Buying things over there is easier for you because you save up space in your bag and it makes it easier for you to carry your bags. Unless you have money to burn, you can’t afford to pay strangers to carry your bags for you. Once or twice, yes—if it’s particularly hot and you want to take it easy. But since it pays to be wise with your coin while on the road, just keep the money and spend it on things that’ll no doubt prove to be more fun.

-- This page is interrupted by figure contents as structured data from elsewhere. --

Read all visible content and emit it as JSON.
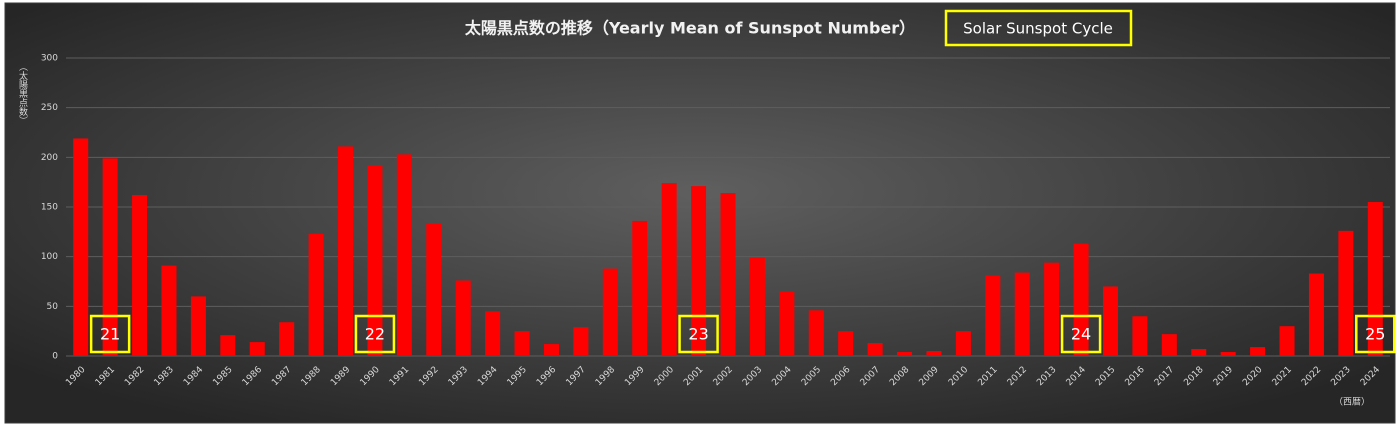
{
  "chart_data": {
    "type": "bar",
    "title": "太陽黒点数の推移（Yearly Mean of Sunspot Number）",
    "legend_label": "Solar Sunspot Cycle",
    "y_label": "（太陽黒点数）",
    "x_label": "（西暦）",
    "categories": [
      "1980",
      "1981",
      "1982",
      "1983",
      "1984",
      "1985",
      "1986",
      "1987",
      "1988",
      "1989",
      "1990",
      "1991",
      "1992",
      "1993",
      "1994",
      "1995",
      "1996",
      "1997",
      "1998",
      "1999",
      "2000",
      "2001",
      "2002",
      "2003",
      "2004",
      "2005",
      "2006",
      "2007",
      "2008",
      "2009",
      "2010",
      "2011",
      "2012",
      "2013",
      "2014",
      "2015",
      "2016",
      "2017",
      "2018",
      "2019",
      "2020",
      "2021",
      "2022",
      "2023",
      "2024"
    ],
    "values": [
      219,
      199,
      162,
      91,
      60,
      21,
      14,
      34,
      123,
      211,
      192,
      203,
      133,
      76,
      45,
      25,
      12,
      29,
      88,
      136,
      174,
      171,
      164,
      99,
      65,
      46,
      25,
      13,
      4,
      5,
      25,
      81,
      84,
      94,
      113,
      70,
      40,
      22,
      7,
      4,
      9,
      30,
      83,
      126,
      155
    ],
    "color": "#ff0000",
    "ylim": [
      0,
      300
    ],
    "yticks": [
      0,
      50,
      100,
      150,
      200,
      250,
      300
    ],
    "grid": true,
    "annotations": [
      {
        "text": "21",
        "category": "1981"
      },
      {
        "text": "22",
        "category": "1990"
      },
      {
        "text": "23",
        "category": "2001"
      },
      {
        "text": "24",
        "category": "2014"
      },
      {
        "text": "25",
        "category": "2024"
      }
    ]
  }
}
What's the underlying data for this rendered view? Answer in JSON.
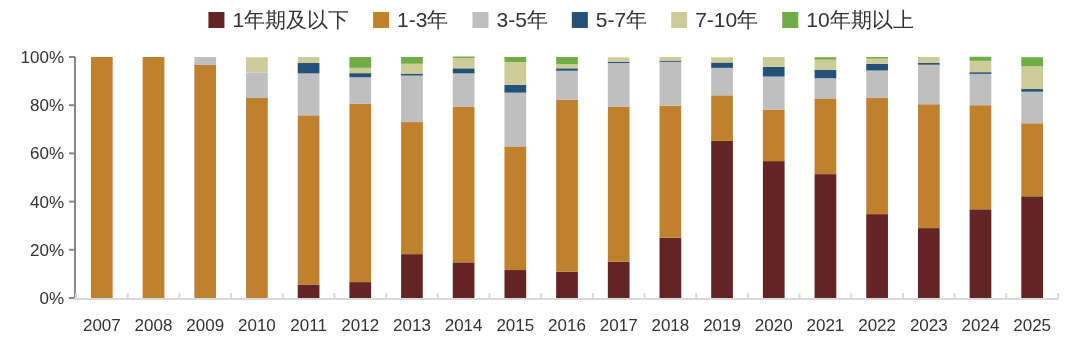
{
  "chart_data": {
    "type": "bar",
    "stacked": true,
    "legend": "top",
    "grid": false,
    "categories": [
      "2007",
      "2008",
      "2009",
      "2010",
      "2011",
      "2012",
      "2013",
      "2014",
      "2015",
      "2016",
      "2017",
      "2018",
      "2019",
      "2020",
      "2021",
      "2022",
      "2023",
      "2024",
      "2025"
    ],
    "ylim": [
      0,
      100
    ],
    "yticks": [
      {
        "value": 0,
        "label": "0%"
      },
      {
        "value": 20,
        "label": "20%"
      },
      {
        "value": 40,
        "label": "40%"
      },
      {
        "value": 60,
        "label": "60%"
      },
      {
        "value": 80,
        "label": "80%"
      },
      {
        "value": 100,
        "label": "100%"
      }
    ],
    "series": [
      {
        "name": "1年期及以下",
        "color": "#632523",
        "values": [
          0,
          0,
          0,
          0,
          5.6,
          6.6,
          18.2,
          14.8,
          11.6,
          10.9,
          15,
          25,
          65.2,
          56.8,
          51.4,
          34.8,
          29,
          36.8,
          42.2
        ]
      },
      {
        "name": "1-3年",
        "color": "#c0812f",
        "values": [
          100,
          100,
          96.7,
          83,
          70.2,
          74,
          54.8,
          64.6,
          51.3,
          71.4,
          64.3,
          54.8,
          18.9,
          21.4,
          31.4,
          48.4,
          51.4,
          43.2,
          30.3
        ]
      },
      {
        "name": "3-5年",
        "color": "#bfbfbf",
        "values": [
          0,
          0,
          3.3,
          10.6,
          17.4,
          11,
          19.3,
          13.8,
          22.3,
          12,
          18.2,
          18.2,
          11.4,
          13.7,
          8.4,
          11.2,
          16.4,
          13,
          13.1
        ]
      },
      {
        "name": "5-7年",
        "color": "#235178",
        "values": [
          0,
          0,
          0,
          0,
          4.3,
          1.7,
          0.8,
          2.1,
          3.2,
          1,
          0.5,
          0.5,
          2.2,
          4,
          3.4,
          2.8,
          0.7,
          0.7,
          1.1
        ]
      },
      {
        "name": "7-10年",
        "color": "#cdcc99",
        "values": [
          0,
          0,
          0,
          6.3,
          2.5,
          2.2,
          4.1,
          4.3,
          9.5,
          1.7,
          1.9,
          1.5,
          2.2,
          4.1,
          4.3,
          2.1,
          2.5,
          4.7,
          9.5
        ]
      },
      {
        "name": "10年期以上",
        "color": "#70ad47",
        "values": [
          0,
          0,
          0,
          0,
          0,
          4.5,
          2.8,
          0.6,
          2.1,
          3,
          0,
          0,
          0,
          0,
          1,
          0.7,
          0,
          1.7,
          3.7
        ]
      }
    ]
  }
}
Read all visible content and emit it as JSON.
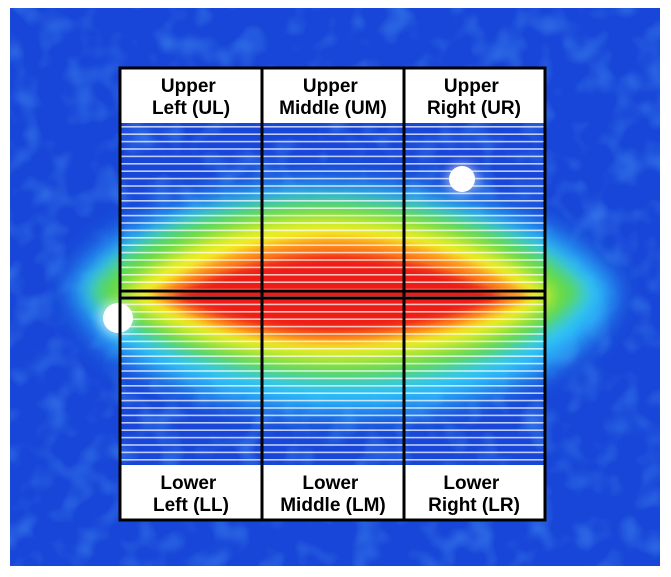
{
  "regions": [
    {
      "id": "ul",
      "line1": "Upper",
      "line2": "Left (UL)"
    },
    {
      "id": "um",
      "line1": "Upper",
      "line2": "Middle (UM)"
    },
    {
      "id": "ur",
      "line1": "Upper",
      "line2": "Right (UR)"
    },
    {
      "id": "ll",
      "line1": "Lower",
      "line2": "Left (LL)"
    },
    {
      "id": "lm",
      "line1": "Lower",
      "line2": "Middle (LM)"
    },
    {
      "id": "lr",
      "line1": "Lower",
      "line2": "Right (LR)"
    }
  ],
  "colors": {
    "background": "#1846d8",
    "background_dark": "#0a2bb0",
    "cyan": "#2ec8ff",
    "green": "#5fd94a",
    "yellow": "#f5f022",
    "orange": "#ff8a1a",
    "red": "#ee1c14",
    "grid_line": "#000000",
    "label_panel": "#ffffff",
    "stripe": "#ffffff"
  }
}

If you bring along too many things, you’d either have to be prepared to pay for the extra charges when you have them shipped home or else, be forced to leave behind some of your old things. Or even worse, leave behind that extra-special lamp you’ve set your heart on or that sleek and adorable fur jacket meant for your three-year-old niece. Add to this how you were actually hoping on turning this into a shopping trip and you can be sure that, as things stand, having a lugging around a loaded luggage is definitely not a sterling idea.

Also, don’t forget to pack in your own water. If you plan on visiting all the tourist spots you could find in that area, be prepared for it. You’ll grow tired, perspire and eventually get thirsty. Not having your own bottle of water with you could cost you a few dollars higher than you normally pay for the stuff. It’s common knowledge that things are priced a bit higher around tourist spots than when you buy them at the grocery or supermarket. Not to mention that it’s safer to know where your drinking water comes from. It pays to be careful when you’re out there.

So if you don’t want anything to spoil your trip, just pack in the absolute essentials—this includes your drinking water—and nothing else. If you have your passport along with other important travel documents, clothes, your toiletries, first aid, extra shopping bags, gadgets like mobile phones (don’t forget the charger if you’re planning on staying for more than three days), then you’re all set.